4.63 Avant que les pêcheurs côtiers commencent à pêcher la crevette nordique en 1998, par exemple, la Direction des sciences et d'autres entités ont fait valoir la probabilité que ces pêcheurs rejettent à la mer de grandes quantités de petites crevettes de vil prix. Ces pratiques gaspillent la ressource et gênent la croissance future du stock. Il serait important que la Direction des sciences ait accès à des renseignements sur l'ampleur de ces pratiques lorsqu'elle évalue l'état des stocks. Cependant, le plan de 1998 concernant cette pêche n'a pas fait allusion aux préoccupations des scientifiques concernant les rejets en mer.
4.65 Les objectifs du contrôle et de la surveillance consistent notamment à recueillir des renseignements complets et exacts sur les pêches et à s'assurer que celles-ci se déroulent conformément aux plans de gestion et aux règlements pertinents. La coordination et l'efficacité du contrôle et de la surveillance, notamment l'application efficace de la loi, sont importantes pour faire en sorte que les pêcheurs opèrent de façon durable.
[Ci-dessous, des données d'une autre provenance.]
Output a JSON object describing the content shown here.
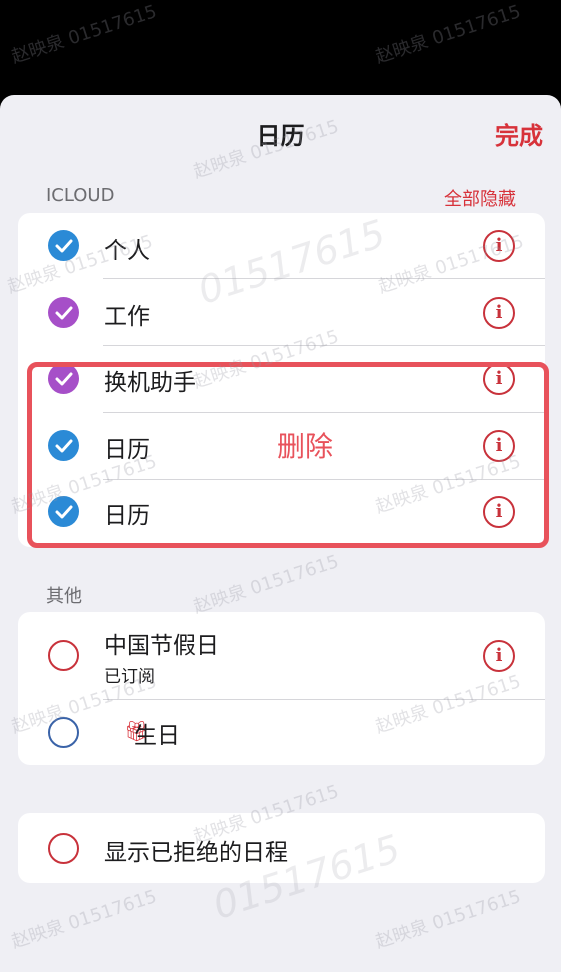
{
  "nav": {
    "title": "日历",
    "done_label": "完成"
  },
  "icloud": {
    "header": "ICLOUD",
    "hide_all_label": "全部隐藏",
    "items": [
      {
        "label": "个人",
        "color": "#2b8ad6",
        "checked": true
      },
      {
        "label": "工作",
        "color": "#a64fc8",
        "checked": true
      },
      {
        "label": "换机助手",
        "color": "#a64fc8",
        "checked": true
      },
      {
        "label": "日历",
        "color": "#2b8ad6",
        "checked": true
      },
      {
        "label": "日历",
        "color": "#2b8ad6",
        "checked": true
      }
    ]
  },
  "annotation": {
    "text": "删除",
    "color": "#e8525b"
  },
  "other": {
    "header": "其他",
    "holidays": {
      "label": "中国节假日",
      "sublabel": "已订阅",
      "color": "#c8323b"
    },
    "birthdays": {
      "label": "生日",
      "icon": "gift-icon",
      "color": "#3a63a8"
    }
  },
  "declined": {
    "label": "显示已拒绝的日程",
    "color": "#c8323b"
  },
  "watermark_text": "赵映泉 01517615",
  "watermark_big_text": "01517615"
}
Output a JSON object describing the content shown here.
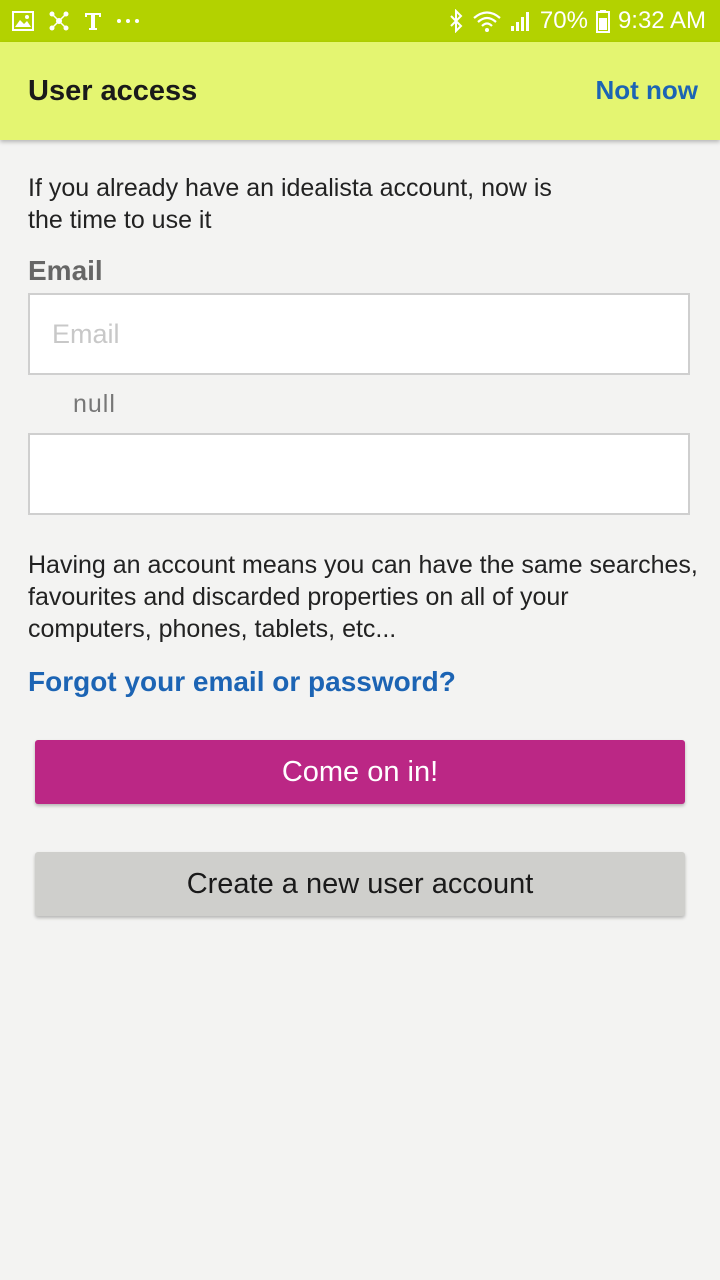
{
  "status_bar": {
    "battery": "70%",
    "time": "9:32 AM",
    "left_icons": [
      "gallery-icon",
      "nodes-icon",
      "t-icon",
      "more-dots-icon"
    ],
    "right_icons": [
      "bluetooth-icon",
      "wifi-icon",
      "signal-icon",
      "battery-icon"
    ]
  },
  "header": {
    "title": "User access",
    "not_now": "Not now"
  },
  "intro_text": "If you already have an idealista account, now is the time to use it",
  "form": {
    "email_label": "Email",
    "email_placeholder": "Email",
    "email_value": "",
    "null_label": "null",
    "password_value": ""
  },
  "info_text": "Having an account means you can have the same searches, favourites and discarded properties on all of your computers, phones, tablets, etc...",
  "forgot_link": "Forgot your email or password?",
  "buttons": {
    "login": "Come on in!",
    "create_account": "Create a new user account"
  },
  "colors": {
    "status_bar": "#b3d200",
    "app_bar": "#e4f571",
    "link": "#1c64b4",
    "primary_button": "#bb2785",
    "secondary_button": "#cfcfcc",
    "background": "#f3f3f2"
  }
}
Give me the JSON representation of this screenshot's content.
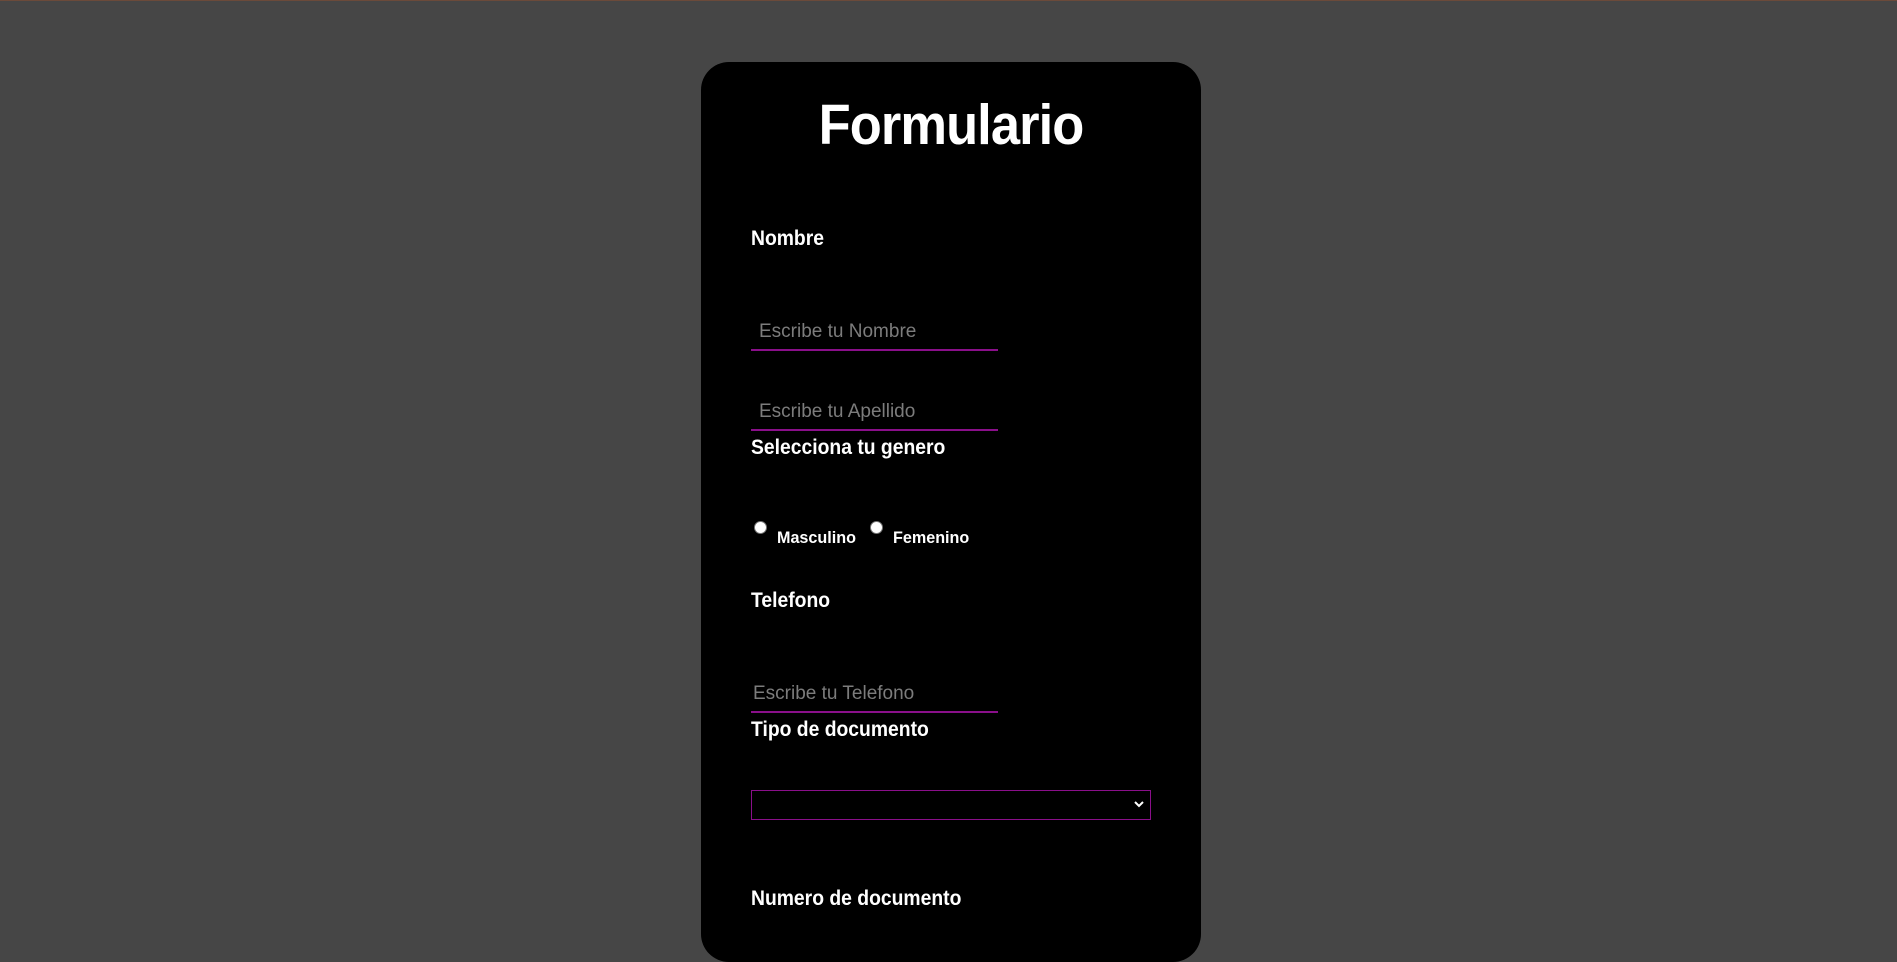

4.66 Nous avons remarqué que, pour la plupart des pêches, la planification du contrôle et de la surveillance est mal coordonnée. On a réparti entre plusieurs composantes du Ministère la responsabilité des divers volets du contrôle et de la surveillance. Malgré le recours fréquent aux plans de gestion intégrée des pêches, les diverses composantes du Ministère fonctionnent largement en vase clos. Plus la pêche est complexe, moins elle est susceptible d'être assortie d'activités coordonnées de contrôle et de surveillance. Ainsi, la pêche de la crevette nordique fait intervenir des flottilles hauturières et côtières, couvre une vaste zone géographique et relève de plus d'une région du Ministère. Nous avons pourtant constaté que le plan de gestion intégrée de cette pêche néglige les rejets à la mer par les pêcheurs côtiers.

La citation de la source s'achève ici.